On September 29, 2023, FDA dropped a regulatory change that intends to rapidly bring all LDTs under FDA regulation using the current 510K/PMA models. I wrote a white paper the following week, pointing out that many sources had misquoted the cost to industry as "$5.9B," which FDA published as the "annualized 20 year cost," the full cost being $5.9Bx20 or about $120B. Much of that, $40B, would be due in the first several years. In addition, $40B of regulatory cost would be 40,000 person-years (at $1M/person-year) and 400,000 person years (at $100K/person-year). FDA buried this in table 35 on page 97 of online reference at footnote 34.
I've read the FDA budget (for the whole huge agency) is about $8B in 2023, including user fees (a bit less than half). The IVD proposal would add several billion dollars to FDA labor/work/cost in just a couple years, according to the FDA's own projections. While some of that could be "third party" reviewes, the question then becomes where do you have several billion dollars' worth of IVD-trained regulatory professionals?

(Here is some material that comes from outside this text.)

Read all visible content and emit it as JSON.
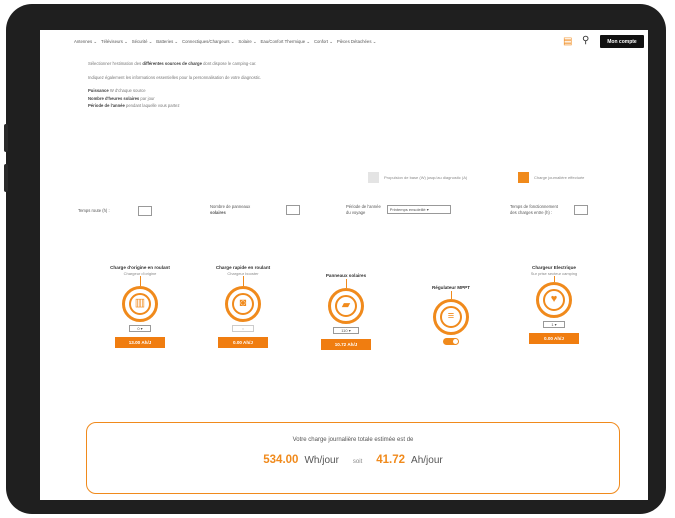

And why regulate LDT's newly in 2023/2024, based wholly on what tests were on the market on the morning of May 28, 1976? Sounds nutty on its face.
Adam Bonislawski's Article
I can't quote in detail from an excellent subscription article by Adam Bonislawski at 360Dx, but I am eager to point readers to it. In a nutshell, most of the stakholders that Bonislawski interviewed (including AdvaMed) see the VALID act as preferable. VALID Act is an A-to-Z reboot of FDA's diagnostic laws.
The article focuses on the current IVD industry, such as AdvaMed, Abbott, etc.
Is there a middle way?
FDA proposed to rapidly dump the whole world of USA LDTs into itself in a couple years, which I rated as simply impossible in my white paper. If that's right, then whatever happens, will be very different that the FDA's September 29 proposal. (As written, the FDA Sept 29 proposal is like a design for a plane that has 10,000 pounds of weight and 1,000 pounds of engine lift. Whatever else happens, you can conclude safely that it won't fly. It doesn't matter whether you like the plane or not.)
The VALID Act is a much-worked-over wholesale revision of FDA law. While there are many short descriptions on the web, I find it hard to read because of the way it inserts and deletes passages of FDA law.
In my white paper, I wondered if there is a middle way. FDA raises two key concerns, LDT accuracy and LDT marketing claims. IF we would requrire "the equivalent of" current New York State rules for LDTs might solve the first problem. As to the marketing claims problem, fpr tjat surely there would be a some creative way to solve that short of a$40 billion dollars and 100,000 man-hour solution.